Она на минуту перестала стучать и взглянула на молодого француза. Тот сидел, откинувшись в кресле, закрыв лицо руками, и, казалось, был совершенно разбит.
«И этот тоже играл, — подумала она, — что ж, тем хуже для него — и тем хуже для Фанни…»
Жан Монье, доверенный нью-йоркского филиала банка Гольмана, два года назад женился на своей секретарше-американке.
— Почем «Кенникот»? — опять спросил Жан Монье.
— Двадцать восемь, — ответила Гертруда Оуэн.
За дверью послышался громкий голос. Вошел Гарри Купер. Жан Монье встал.
— Ну и денек на бирже! — воскликнул Купер. — Двадцать процентов понижения по всей котировке! И еще находятся дураки, которые твердят, что это не кризис!
— Самый настоящий кризис, — сказал Жан Монье и вышел.
— И этот влип, — заметил Гарри Купер.
— И еще как! — подхватила Гертруда Оуэн. — Спустил все до последней рубашки. Мне Фанни сама сказала. Она сегодня же вечером от него уйдет.

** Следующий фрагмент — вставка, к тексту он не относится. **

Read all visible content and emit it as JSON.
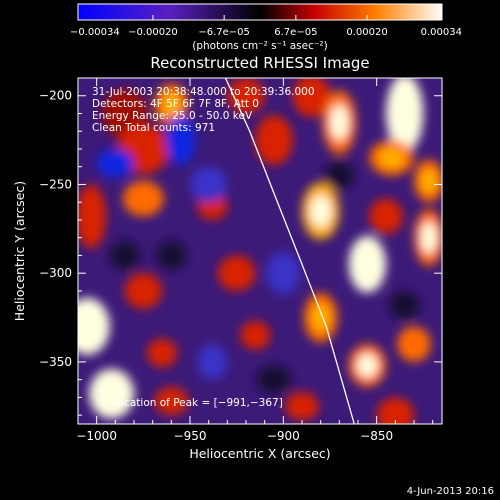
{
  "chart_data": {
    "type": "heatmap",
    "title": "Reconstructed RHESSI Image",
    "xlabel": "Heliocentric X (arcsec)",
    "ylabel": "Heliocentric Y (arcsec)",
    "xlim": [
      -1010,
      -815
    ],
    "ylim": [
      -385,
      -190
    ],
    "x_ticks": [
      -1000,
      -950,
      -900,
      -850
    ],
    "y_ticks": [
      -200,
      -250,
      -300,
      -350
    ],
    "x_tick_labels": [
      "−1000",
      "−950",
      "−900",
      "−850"
    ],
    "y_tick_labels": [
      "−200",
      "−250",
      "−300",
      "−350"
    ],
    "colorbar": {
      "min": -0.00034,
      "max": 0.00034,
      "tick_labels": [
        "−0.00034",
        "−0.00020",
        "−6.7e−05",
        "6.7e−05",
        "0.00020",
        "0.00034"
      ],
      "tick_values": [
        -0.00034,
        -0.0002,
        -6.7e-05,
        6.7e-05,
        0.0002,
        0.00034
      ],
      "unit_label": "(photons cm⁻² s⁻¹ asec⁻²)"
    },
    "annotations": {
      "time_range": "31-Jul-2003 20:38:48.000 to 20:39:36.000",
      "detectors": "Detectors: 4F 5F 6F 7F 8F, Att 0",
      "energy": "Energy Range: 25.0 - 50.0 keV",
      "method": "Clean    Total counts: 971",
      "peak": "Location of Peak = [−991,−367]"
    },
    "limb": {
      "points": [
        [
          -931,
          -190
        ],
        [
          -918,
          -220
        ],
        [
          -905,
          -255
        ],
        [
          -890,
          -295
        ],
        [
          -877,
          -330
        ],
        [
          -862,
          -385
        ]
      ]
    },
    "blobs": [
      {
        "x": -985,
        "y": -210,
        "v": 0.25,
        "rx": 12,
        "ry": 14
      },
      {
        "x": -975,
        "y": -230,
        "v": 0.35,
        "rx": 14,
        "ry": 14
      },
      {
        "x": -960,
        "y": -205,
        "v": 0.5,
        "rx": 9,
        "ry": 12
      },
      {
        "x": -920,
        "y": -200,
        "v": 0.3,
        "rx": 10,
        "ry": 10
      },
      {
        "x": -905,
        "y": -225,
        "v": 0.4,
        "rx": 10,
        "ry": 14
      },
      {
        "x": -885,
        "y": -200,
        "v": 0.3,
        "rx": 10,
        "ry": 12
      },
      {
        "x": -870,
        "y": -215,
        "v": 0.6,
        "rx": 9,
        "ry": 18
      },
      {
        "x": -835,
        "y": -210,
        "v": 1.0,
        "rx": 10,
        "ry": 22
      },
      {
        "x": -842,
        "y": -235,
        "v": 0.5,
        "rx": 12,
        "ry": 10
      },
      {
        "x": -975,
        "y": -258,
        "v": 0.45,
        "rx": 11,
        "ry": 10
      },
      {
        "x": -1003,
        "y": -268,
        "v": 0.35,
        "rx": 8,
        "ry": 18
      },
      {
        "x": -880,
        "y": -265,
        "v": 0.75,
        "rx": 10,
        "ry": 16
      },
      {
        "x": -845,
        "y": -268,
        "v": 0.4,
        "rx": 9,
        "ry": 10
      },
      {
        "x": -822,
        "y": -248,
        "v": 0.55,
        "rx": 8,
        "ry": 12
      },
      {
        "x": -822,
        "y": -280,
        "v": 0.6,
        "rx": 8,
        "ry": 16
      },
      {
        "x": -938,
        "y": -262,
        "v": 0.3,
        "rx": 8,
        "ry": 8
      },
      {
        "x": -925,
        "y": -300,
        "v": 0.35,
        "rx": 10,
        "ry": 10
      },
      {
        "x": -1005,
        "y": -330,
        "v": 0.95,
        "rx": 12,
        "ry": 16
      },
      {
        "x": -975,
        "y": -310,
        "v": 0.35,
        "rx": 10,
        "ry": 10
      },
      {
        "x": -965,
        "y": -345,
        "v": 0.3,
        "rx": 8,
        "ry": 8
      },
      {
        "x": -915,
        "y": -335,
        "v": 0.3,
        "rx": 8,
        "ry": 8
      },
      {
        "x": -855,
        "y": -295,
        "v": 0.85,
        "rx": 10,
        "ry": 16
      },
      {
        "x": -880,
        "y": -325,
        "v": 0.55,
        "rx": 9,
        "ry": 14
      },
      {
        "x": -855,
        "y": -352,
        "v": 0.6,
        "rx": 10,
        "ry": 12
      },
      {
        "x": -830,
        "y": -340,
        "v": 0.45,
        "rx": 9,
        "ry": 10
      },
      {
        "x": -840,
        "y": -380,
        "v": 0.4,
        "rx": 10,
        "ry": 10
      },
      {
        "x": -992,
        "y": -368,
        "v": 1.0,
        "rx": 12,
        "ry": 14
      },
      {
        "x": -960,
        "y": -372,
        "v": 0.35,
        "rx": 9,
        "ry": 8
      },
      {
        "x": -890,
        "y": -375,
        "v": 0.4,
        "rx": 9,
        "ry": 8
      },
      {
        "x": -990,
        "y": -238,
        "v": -0.7,
        "rx": 10,
        "ry": 8
      },
      {
        "x": -955,
        "y": -225,
        "v": -0.6,
        "rx": 8,
        "ry": 14
      },
      {
        "x": -940,
        "y": -250,
        "v": -0.5,
        "rx": 10,
        "ry": 10
      },
      {
        "x": -900,
        "y": -300,
        "v": -0.45,
        "rx": 9,
        "ry": 12
      },
      {
        "x": -960,
        "y": -290,
        "v": -0.4,
        "rx": 8,
        "ry": 8
      },
      {
        "x": -870,
        "y": -245,
        "v": -0.4,
        "rx": 8,
        "ry": 8
      },
      {
        "x": -835,
        "y": -318,
        "v": -0.35,
        "rx": 8,
        "ry": 8
      },
      {
        "x": -938,
        "y": -350,
        "v": -0.45,
        "rx": 8,
        "ry": 10
      },
      {
        "x": -905,
        "y": -360,
        "v": -0.4,
        "rx": 9,
        "ry": 8
      },
      {
        "x": -985,
        "y": -290,
        "v": -0.35,
        "rx": 8,
        "ry": 8
      }
    ]
  },
  "footer": {
    "date": "4-Jun-2013 20:16"
  },
  "colors": {
    "background": "#000000",
    "text": "#ffffff",
    "limb": "#ffffff"
  }
}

— Ничего не поделаешь, — заключил Гарри Купер. — Наступил кризис.
Вычурные бронзовые дверцы лифта раскрылись.
— Вниз, — сказал Жан Монье.
— Почем «Стальные»? — спросил лифтер.
— Пятьдесят девять, — ответил Жан Монье.
Он купил их по сто двенадцать: пятьдесят три доллара убытка на акцию. Со всеми прочими бумагами дело тоже обстояло не лучше. Небольшой капитал, сколоченный им в Аризоне, весь ушел на покрытие биржевых операций. У Фанни гроша за душой не было. Все кончено. Он вышел на улицу и, быстро шагая к станции метро, попытался представить свое будущее. Начать сначала? Если Фанни выкажет мужество, это не так уж неосуществимо. Он вспомнил первые этапы борьбы, огромные стада, которые он пас в прериях, свое быстрое возвышение. Ведь ему нет и тридцати! Но он знал, что Фанни будет безжалостна.
Он не ошибся.
Когда на другое утро Жан Монье проснулся в одиночестве, он окончательно пал духом. Несмотря на черствость Фанни, он ее любил. Негритянка, как всегда, подала ему ломтик дыни, овсяную кашу, затем попросила денег.
— Хозяйка где, мистер?
— Уехала на время.
Он дал ей пятнадцать долларов, после чего подсчитал свою наличность. Оказалось — без малого шестьдесят долларов. На эти деньги можно было прожить два, пожалуй, и три месяца… А потом? Он посмотрел в окно. Вот уже неделя, как в газетах почти ежедневно печатались сообщения о самоубийствах. Банкиры, маклеры, биржевые спекулянты предпочитали смерть продолжению уже проигранной битвы. Броситься с двадцатого этажа? Сколько секунд займет падение? Три? Четыре? И затем шмякнешься оземь. А что, если не умрешь сразу? Он вообразил жесточайшие страдания, раздробленные конечности, истерзанное тело. Вздохнув, Монье сунул под мышку газету, пошел в ресторан завтракать и был удивлен тем, что оладьи, политые кленовым сиропом, все же показались ему вкусными.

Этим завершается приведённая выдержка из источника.